Si eres de los que constantemente busca las llaves, el teléfono o los anteojos, podrías consolarte pensando que no se trata solo de despiste. Contrario a la percepción común, olvidar la ubicación de objetos cotidianos podría estar asociado con una característica sorprendentemente positiva: una mente con alta capacidad creativa. Esta perspectiva desafía la noción de que el olvido es puramente un indicio de desorganización o falta de atención.
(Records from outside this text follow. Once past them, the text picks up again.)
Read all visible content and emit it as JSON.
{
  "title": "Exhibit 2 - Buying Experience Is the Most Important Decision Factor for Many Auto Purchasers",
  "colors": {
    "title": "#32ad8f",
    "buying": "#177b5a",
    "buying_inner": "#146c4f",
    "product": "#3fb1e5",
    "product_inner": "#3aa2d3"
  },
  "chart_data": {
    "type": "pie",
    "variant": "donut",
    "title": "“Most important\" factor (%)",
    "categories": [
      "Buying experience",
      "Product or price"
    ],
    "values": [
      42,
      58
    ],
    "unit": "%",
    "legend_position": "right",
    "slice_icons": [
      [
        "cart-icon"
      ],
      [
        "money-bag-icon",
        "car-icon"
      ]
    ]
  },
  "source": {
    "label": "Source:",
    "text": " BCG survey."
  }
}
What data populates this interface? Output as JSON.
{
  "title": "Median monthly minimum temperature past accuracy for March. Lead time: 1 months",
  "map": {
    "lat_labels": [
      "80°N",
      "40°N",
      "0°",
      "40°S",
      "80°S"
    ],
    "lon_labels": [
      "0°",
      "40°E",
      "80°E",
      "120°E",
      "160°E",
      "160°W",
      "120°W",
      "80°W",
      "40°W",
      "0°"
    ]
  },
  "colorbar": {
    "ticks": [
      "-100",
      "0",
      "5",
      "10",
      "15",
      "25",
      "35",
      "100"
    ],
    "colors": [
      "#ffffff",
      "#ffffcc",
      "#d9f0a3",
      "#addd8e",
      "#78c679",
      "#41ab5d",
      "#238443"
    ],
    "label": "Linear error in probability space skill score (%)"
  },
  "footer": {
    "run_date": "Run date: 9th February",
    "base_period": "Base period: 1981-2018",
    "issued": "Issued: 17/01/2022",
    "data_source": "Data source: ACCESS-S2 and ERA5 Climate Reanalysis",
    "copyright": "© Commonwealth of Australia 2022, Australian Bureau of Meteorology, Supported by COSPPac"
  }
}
Investigaciones recientes en el campo de la psicología, con estudios publicados en revistas como el Creativity Research Journal, exploran la conexión entre ciertos rasgos cognitivos y la creatividad. Estos estudios sugieren que las personas que destacan en el pensamiento divergente —la habilidad de generar múltiples soluciones o ideas originales a partir de un único punto— a menudo presentan cualidades como una notable apertura a nuevas experiencias, una imaginación vívida y una menor inclinación por la rigidez de las rutinas.
Según explican los investigadores detrás de estos hallazgos, este estilo de procesamiento mental, fuertemente orientado hacia la generación de ideas, imágenes mentales y el desarrollo de proyectos, puede acaparar una parte significativa de los recursos cognitivos. Esta intensa actividad interna dedicada a procesos creativos puede competir directamente con la atención requerida para registrar y recordar detalles del entorno físico inmediato, como la simple acción de dónde se dejaron las llaves por última vez.
Por supuesto, es importante señalar que no todos los episodios de olvido son necesariamente un signo de genialidad o de una mente excepcionalmente creativa. Sin embargo, si te encuentras perdiendo objetos pequeños con cierta regularidad, tal vez no debas ser demasiado duro contigo mismo. Podría ser, simplemente, una señal de que tu cerebro está activamente comprometido en procesos de pensamiento innovadores y ocupado explorando nuevas ideas en lugar de enfocarse en los pormenores del día a día.